Does any other musical subject draw more debate and heat than the announcement of the line-up for a major festival?
Over the years Indy Jazz Fest has taken on a variety of shapes and forms, from large-scale, outdoor, all-day, all-star marathons, to its current incarnation, which favors intimate venues and important players drawn from the local scene.
And you won’t have to search long to find an Indy resident with strong opinions on the festival’s metamorphosis. And while I truly appreciate having had the opportunity to see music icons like B.B. King, Eddie Palmieri and Al Green at Indy Jazz Fests of the past, I really love where the festival is at today.
Where’s that? Like Chreece in Fountain Square, the present day Indy Jazz Fest is built around the people, players and venues that drive the scene 365 days a year.
It’s become a cliché to see regional music festivals sprinkle on a layer of local acts as an afterthought in programming. This is always done with an insincere promise that the festival organizers truly care about promoting the local scene. What grand benefits does the dearly loved local artist reap?

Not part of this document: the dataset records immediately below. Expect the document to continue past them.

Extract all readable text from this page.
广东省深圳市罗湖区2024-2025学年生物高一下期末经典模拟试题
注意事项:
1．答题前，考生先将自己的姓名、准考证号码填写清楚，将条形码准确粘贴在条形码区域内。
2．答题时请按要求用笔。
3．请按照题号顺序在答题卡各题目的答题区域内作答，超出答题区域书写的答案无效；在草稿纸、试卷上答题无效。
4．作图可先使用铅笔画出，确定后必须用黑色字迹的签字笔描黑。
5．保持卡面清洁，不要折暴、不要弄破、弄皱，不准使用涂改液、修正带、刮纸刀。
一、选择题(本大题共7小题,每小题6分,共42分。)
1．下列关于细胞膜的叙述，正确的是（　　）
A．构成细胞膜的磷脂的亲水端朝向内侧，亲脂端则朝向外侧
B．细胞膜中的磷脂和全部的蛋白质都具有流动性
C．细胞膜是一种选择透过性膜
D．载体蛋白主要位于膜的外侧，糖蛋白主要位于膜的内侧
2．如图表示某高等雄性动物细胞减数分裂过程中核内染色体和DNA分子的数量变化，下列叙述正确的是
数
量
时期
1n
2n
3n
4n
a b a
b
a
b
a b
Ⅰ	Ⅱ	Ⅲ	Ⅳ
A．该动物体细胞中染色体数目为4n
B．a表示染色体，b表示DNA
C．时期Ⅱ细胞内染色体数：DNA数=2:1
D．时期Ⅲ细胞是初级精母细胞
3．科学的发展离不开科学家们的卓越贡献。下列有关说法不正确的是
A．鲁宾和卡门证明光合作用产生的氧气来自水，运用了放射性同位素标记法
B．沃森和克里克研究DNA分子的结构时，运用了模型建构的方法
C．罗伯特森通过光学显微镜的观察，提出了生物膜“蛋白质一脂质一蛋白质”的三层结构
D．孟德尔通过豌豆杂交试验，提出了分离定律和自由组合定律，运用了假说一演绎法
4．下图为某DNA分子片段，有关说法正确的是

Maybe 50 bucks — if they’re lucky — and the pleasure of performing to an empty venue just moments after entry time, and the joy of seeing their name in microscopic print on the bottom of a massive list of text.
But at this fest, the local players are a significant and indispensable component of the festival. At Indy Jazz Fest, Indianapolis music is the headliner. As it should be.
A good example of this principle in action was Randy Brecker’s concert Sunday at the Jazz Kitchen. Brecker, a superstar trumpet player, was featured fronting a band composed solely of Indianapolis players. Local jazz fans got to see a big-name player in a club setting, and significant players here in the Indy scene got to spar with one of the genre’s greats.
I love where our jazz fest has gone. It’s gone away from the “let’s drag a massive herd of people who don’t really care about music to a giant outdoor stage in an abandoned cornfield and pray it doesn’t rain or we’re all fucked,” to a model that caters to the people who truly care about the music, and people who are invested in the music’s past and future.
Another feather in IJF’s cap can be summed up with that ever-present buzzword: “diversity.” But Indy Jazz Fest doesn’t dabble in the diversity of tokenism. This is a festival rich with diverse music and diverse people. That point was demonstrated beautifully at Pavel and Direct Contact’s tribute to Colombia last Sunday at Central Library.
Fronting a group of folkloric musicians from Colombia, Pavel lifted the spirits of an over-capacity Clowes Auditorium crowd to the high vaulted ceilings. The Dominican-born Pavel Polanco-Safadit is one of the great heroes of our local music scene, a gifted and charismatic player capable of inspiring joy in a crowd of even the most cynical of spectators.
Pavel has hosted these educational musical programs for Indy Jazz Fest over the last few years. Last year, Pavel and company explored the influence of West Africa on jazz. That program featured a local choir of Congolese refugees, and Sweet Poison Victim’s Ghanaian drum champion Kwesi Brown. These Sunday afternoon extravaganzas are always free, always family-friendly, and some of the best concerts I’ve experienced in Indy.
Educational events like this have become an integral component of Jazz Fest. This year also featured a program exploring the history of the Hammond organ and the Leslie Speaker. Last year featured a superstar guitar summit dedicated to Hoosier hero Wes Montgomery, with a series of historically focused panel discussions on the side.
So, yes, Indy Jazz Fest is engaging fans in the music’s history in unique and unprecedented ways. But the festival is also looking toward the future, and the inclusion of electronic music producer Taylor McFerrin is a perfect note to end this year’s festival. McFerrin is part of the Brainfeeder label, a loose aggregation of artists including names like Flying Lotus, Thundercat and Kamasi Washington. These are musicians exploring the outer frontiers of jazz, mixing hip-hop and electronic influences with post-bebop and fusion sounds.
If you haven’t made it out to an Indy Jazz Fest concert this year, you have a few days to remedy that error. And I strongly encourage you to do so. This is not a festival built around [insert name of the most famous generic headliner we could afford]. This is a festival built around a real music scene, the real musicians who inhabit it and the real fans who make it possible.
Indy Jazz Fest is telling our story. It’s talking about our past. And it’s pointing us to the future.